LINCOLN , SA RHÉTHORIQUE RACISTE ET SUPRÉMATISTE BLANCHE ....???

Lincoln, une idole ? Vraiment ?


Par Thomas Di Lorenzo – Le 12 février 2018 – Source lewrockwell

 

Le politicien le plus déifié de l’Amérique fête son anniversaire aujourd’hui, célébré dans tout le pays, en particulier dans les think tanks néocon et les tabloïds.

Je parle bien sûr de l’homme que l’aile straussienne du néoconworld appelle « le père », Abraham Lincoln.

 

J’ai donc pensé offrir quelques suggestions de lecture dans le cadre de la célébration d’aujourd’hui.

 

Lincoln était de loin le plus détesté, méprisé et insulté de tous les présidents américains au cours de sa vie, comme l’écrit l’historien Larry Tagg dans son livre « The Unpopular Mr.

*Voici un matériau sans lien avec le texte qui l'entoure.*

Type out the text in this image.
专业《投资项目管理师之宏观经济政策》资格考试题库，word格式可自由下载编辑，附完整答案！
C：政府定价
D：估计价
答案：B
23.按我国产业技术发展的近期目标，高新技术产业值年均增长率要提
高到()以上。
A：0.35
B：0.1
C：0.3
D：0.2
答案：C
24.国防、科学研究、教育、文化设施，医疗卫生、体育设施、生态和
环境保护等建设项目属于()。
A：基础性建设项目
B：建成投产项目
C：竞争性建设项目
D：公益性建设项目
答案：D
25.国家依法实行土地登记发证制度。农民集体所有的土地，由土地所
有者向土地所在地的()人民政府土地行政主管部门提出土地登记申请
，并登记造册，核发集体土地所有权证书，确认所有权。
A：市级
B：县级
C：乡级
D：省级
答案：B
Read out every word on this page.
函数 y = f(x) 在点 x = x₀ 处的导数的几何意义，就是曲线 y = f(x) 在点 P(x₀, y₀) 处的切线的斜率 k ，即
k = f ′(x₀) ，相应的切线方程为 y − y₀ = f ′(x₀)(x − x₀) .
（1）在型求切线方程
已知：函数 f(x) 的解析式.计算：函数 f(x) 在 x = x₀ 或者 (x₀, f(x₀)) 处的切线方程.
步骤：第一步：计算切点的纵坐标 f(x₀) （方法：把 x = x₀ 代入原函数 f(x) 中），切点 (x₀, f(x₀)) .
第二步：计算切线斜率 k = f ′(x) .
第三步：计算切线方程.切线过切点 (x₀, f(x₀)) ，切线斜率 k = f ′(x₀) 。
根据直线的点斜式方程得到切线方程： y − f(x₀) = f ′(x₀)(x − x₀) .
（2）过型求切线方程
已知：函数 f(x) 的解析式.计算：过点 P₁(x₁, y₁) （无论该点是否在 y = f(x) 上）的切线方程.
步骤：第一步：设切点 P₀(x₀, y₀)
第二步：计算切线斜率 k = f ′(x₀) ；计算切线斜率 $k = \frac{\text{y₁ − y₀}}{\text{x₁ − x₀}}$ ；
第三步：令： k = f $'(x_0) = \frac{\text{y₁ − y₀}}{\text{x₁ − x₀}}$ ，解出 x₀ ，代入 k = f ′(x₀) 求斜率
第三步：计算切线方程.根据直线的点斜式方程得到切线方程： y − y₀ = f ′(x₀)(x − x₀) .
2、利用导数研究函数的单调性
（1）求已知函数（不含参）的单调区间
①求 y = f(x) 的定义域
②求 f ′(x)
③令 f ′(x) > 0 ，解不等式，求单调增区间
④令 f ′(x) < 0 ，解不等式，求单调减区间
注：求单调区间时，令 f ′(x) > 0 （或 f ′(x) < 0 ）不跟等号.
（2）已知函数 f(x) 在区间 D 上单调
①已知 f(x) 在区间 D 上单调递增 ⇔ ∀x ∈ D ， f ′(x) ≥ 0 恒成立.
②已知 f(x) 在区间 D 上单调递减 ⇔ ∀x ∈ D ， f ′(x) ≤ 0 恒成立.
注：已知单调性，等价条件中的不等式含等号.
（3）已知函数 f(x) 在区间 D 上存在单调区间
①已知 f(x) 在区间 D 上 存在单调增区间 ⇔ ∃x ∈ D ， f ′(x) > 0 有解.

Lincoln : le président le plus détesté de l’Amérique ». Sa déification a été l’œuvre posthume de la machine de propagande du Parti républicain.

 

Lincoln a été très prudent dans son expression quand il a expliqué au monde, dans son premier discours inaugural et d’autres discours, qu’il était disposé à inscrire explicitement l’esclavage dans le texte de la Constitution (avec l’Amendement Corwin) et qu’il envahirait tout État de l’union qui refuserait de percevoir la taxe tarifaire fédérale nouvellement doublée et d’en envoyer le produit à Washington, DC. Les soi-disant experts universitaires de Lincoln mentent effrontément à ce sujet, en d’autres termes.

 

L’invasion des États du Sud par Lincoln – définis comme libres et indépendants dans la Déclaration d’Indépendance – était la définition même de la trahison en vertu de l’Article 3, Section 3 de la Constitution, qui définit comme seul motif de trahison l’engagement d’une guerre aux États-Unis, ou l’aide et le réconfort accordé à leur ennemi.

 

Le mot « leur » désignant  l’ensemble des États, signifie que la guerre contre la Caroline du Sud, la Virginie etc., est une trahison.

 

Lincoln était le plus grand ennemi que le premier amendement ait jamais eu, même pire que John Adams, il a mis en œuvre l’acte de sédition qui a fait qualifier son administration de criminelle.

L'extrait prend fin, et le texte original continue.